There are probably more sea snakes in the world than any other kind of snake. Sea snake is the common name for certain marine members of a family of snakes that inhabit the waters from the Indian to the Pacific oceans. They are highly venomous; in fact, some are many times more toxic than any known land snake, with venom from 10 to 40 times more potent than that of the cobra.

Most sea snakes are not large, ranging from about 1 ½ – 3 feet (0.5 to 1 meter) in length. They are air breathers but they have valves over their nostrils that close underwater. They can hold their breath for long periods while hunting and even sleeping, as long as 8 hours, but must eventually come to the surface for a quick breath of air. The paddle-like tail of sea snakes is wide and compressed and makes an effective swimming tool. They have modified lungs to help them maintain buoyancy and to remain underwater.

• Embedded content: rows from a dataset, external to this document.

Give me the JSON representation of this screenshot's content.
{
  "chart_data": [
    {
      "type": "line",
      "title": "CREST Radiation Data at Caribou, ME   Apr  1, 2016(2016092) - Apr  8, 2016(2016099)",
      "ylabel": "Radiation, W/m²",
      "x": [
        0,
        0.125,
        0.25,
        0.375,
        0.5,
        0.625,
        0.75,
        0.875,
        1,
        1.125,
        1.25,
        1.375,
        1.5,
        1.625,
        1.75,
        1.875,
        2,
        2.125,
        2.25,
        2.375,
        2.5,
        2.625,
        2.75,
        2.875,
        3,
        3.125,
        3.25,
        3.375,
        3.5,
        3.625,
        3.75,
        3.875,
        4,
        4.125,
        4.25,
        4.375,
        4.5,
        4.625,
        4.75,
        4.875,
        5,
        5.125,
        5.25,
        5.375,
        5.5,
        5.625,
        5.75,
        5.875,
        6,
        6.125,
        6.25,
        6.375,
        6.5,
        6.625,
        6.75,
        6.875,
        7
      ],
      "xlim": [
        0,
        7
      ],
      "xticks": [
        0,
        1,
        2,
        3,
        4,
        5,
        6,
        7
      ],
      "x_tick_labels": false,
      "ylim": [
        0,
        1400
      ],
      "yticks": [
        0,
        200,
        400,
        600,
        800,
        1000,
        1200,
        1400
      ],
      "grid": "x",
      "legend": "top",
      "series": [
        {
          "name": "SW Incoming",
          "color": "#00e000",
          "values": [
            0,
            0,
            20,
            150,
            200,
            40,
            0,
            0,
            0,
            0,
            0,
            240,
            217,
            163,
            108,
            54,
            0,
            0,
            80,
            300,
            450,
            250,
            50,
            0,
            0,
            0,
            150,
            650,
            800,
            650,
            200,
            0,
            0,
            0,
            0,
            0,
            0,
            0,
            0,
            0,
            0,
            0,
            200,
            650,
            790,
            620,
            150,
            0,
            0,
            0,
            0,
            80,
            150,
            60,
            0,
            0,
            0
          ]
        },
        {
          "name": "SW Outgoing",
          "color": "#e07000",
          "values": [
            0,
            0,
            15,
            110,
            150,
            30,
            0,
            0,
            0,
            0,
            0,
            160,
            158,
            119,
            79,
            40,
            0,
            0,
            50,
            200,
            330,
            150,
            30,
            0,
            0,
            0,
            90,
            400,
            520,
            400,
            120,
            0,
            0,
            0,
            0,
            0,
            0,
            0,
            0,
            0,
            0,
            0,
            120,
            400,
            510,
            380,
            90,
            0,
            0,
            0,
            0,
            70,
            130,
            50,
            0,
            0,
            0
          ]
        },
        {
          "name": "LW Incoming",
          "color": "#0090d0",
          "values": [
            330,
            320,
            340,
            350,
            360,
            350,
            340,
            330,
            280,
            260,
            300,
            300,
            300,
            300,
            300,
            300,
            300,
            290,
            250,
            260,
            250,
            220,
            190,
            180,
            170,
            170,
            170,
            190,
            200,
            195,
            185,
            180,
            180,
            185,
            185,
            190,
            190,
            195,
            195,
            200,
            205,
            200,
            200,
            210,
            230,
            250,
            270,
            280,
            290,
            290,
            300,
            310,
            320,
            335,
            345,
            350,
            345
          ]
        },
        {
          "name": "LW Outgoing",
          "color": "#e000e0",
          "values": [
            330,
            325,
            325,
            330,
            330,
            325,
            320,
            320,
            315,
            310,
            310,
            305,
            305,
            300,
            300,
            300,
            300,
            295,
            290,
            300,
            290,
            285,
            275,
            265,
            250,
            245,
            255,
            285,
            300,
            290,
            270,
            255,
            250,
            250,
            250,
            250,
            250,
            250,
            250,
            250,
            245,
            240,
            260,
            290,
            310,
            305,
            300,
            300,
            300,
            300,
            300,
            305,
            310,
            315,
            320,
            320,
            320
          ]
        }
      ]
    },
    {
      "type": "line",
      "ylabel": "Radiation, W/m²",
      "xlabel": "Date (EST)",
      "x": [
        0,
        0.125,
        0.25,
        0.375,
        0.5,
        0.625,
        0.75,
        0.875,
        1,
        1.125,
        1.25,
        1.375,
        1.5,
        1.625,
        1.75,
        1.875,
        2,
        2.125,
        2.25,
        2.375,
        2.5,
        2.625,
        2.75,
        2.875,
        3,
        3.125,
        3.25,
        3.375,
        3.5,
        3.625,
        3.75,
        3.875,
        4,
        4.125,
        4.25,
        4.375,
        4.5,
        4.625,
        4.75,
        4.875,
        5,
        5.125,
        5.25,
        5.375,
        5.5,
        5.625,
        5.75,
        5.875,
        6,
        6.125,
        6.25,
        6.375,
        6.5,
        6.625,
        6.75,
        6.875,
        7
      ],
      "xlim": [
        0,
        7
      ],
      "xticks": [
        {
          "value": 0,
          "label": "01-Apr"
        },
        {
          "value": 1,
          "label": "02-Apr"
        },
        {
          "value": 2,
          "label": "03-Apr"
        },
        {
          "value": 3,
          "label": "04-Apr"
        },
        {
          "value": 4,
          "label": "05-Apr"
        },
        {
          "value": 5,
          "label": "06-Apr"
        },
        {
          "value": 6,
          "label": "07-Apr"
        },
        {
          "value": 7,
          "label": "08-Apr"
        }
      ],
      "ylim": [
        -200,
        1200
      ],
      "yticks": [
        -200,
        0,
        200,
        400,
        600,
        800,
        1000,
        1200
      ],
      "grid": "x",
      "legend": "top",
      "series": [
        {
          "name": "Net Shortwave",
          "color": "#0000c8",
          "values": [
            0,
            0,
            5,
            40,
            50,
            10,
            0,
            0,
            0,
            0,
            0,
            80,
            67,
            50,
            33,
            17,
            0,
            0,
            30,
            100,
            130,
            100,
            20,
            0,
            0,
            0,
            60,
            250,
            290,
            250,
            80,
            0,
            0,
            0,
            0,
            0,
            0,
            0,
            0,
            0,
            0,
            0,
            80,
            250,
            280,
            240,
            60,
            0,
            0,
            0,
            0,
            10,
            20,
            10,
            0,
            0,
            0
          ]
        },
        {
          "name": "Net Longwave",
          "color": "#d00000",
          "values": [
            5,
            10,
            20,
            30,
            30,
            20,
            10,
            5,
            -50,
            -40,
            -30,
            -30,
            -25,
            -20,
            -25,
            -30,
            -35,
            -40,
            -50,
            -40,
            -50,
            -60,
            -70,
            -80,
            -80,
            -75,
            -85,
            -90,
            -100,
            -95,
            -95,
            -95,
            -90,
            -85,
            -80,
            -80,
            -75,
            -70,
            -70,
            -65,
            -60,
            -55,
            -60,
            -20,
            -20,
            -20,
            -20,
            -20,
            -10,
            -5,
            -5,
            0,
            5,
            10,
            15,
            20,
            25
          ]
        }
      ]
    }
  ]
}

Eels are often mistaken for sea snakes; in fact, some eels resemble sea snakes so much they are called "snake eels." But eels are not venomous and have no fangs. And sea snakes differ from eels in that they have scales and no gill slits.

Persistent myths about sea snakes include the mistaken idea that they can't bite very effectively. The truth is that their short fangs are adequate to penetrate the skin, and they can open their small mouths wide enough to bite a table top. Even a small snake can bite a man's thigh.

The bite of the sea snake is painless. However, within a half hour the victim will experience stiffness, muscle aches, spasm of the jaw and pain in the affected limb. The powerful neurotoxins can also cause blurred vision, drowsiness and respiratory paralysis. Treatment is possible with sea snake antivenin or tiger snake antivenin.

Luckily, sea snakes are shy and avoid contact with people. Even if they inflict a bite, they will usually use a small amount of venom, which they normally use for immobilizing prey rather than killing it. As with other snakes, you should exercise caution when sea snakes are around. In most instances, if you leave them alone, they'll leave you alone.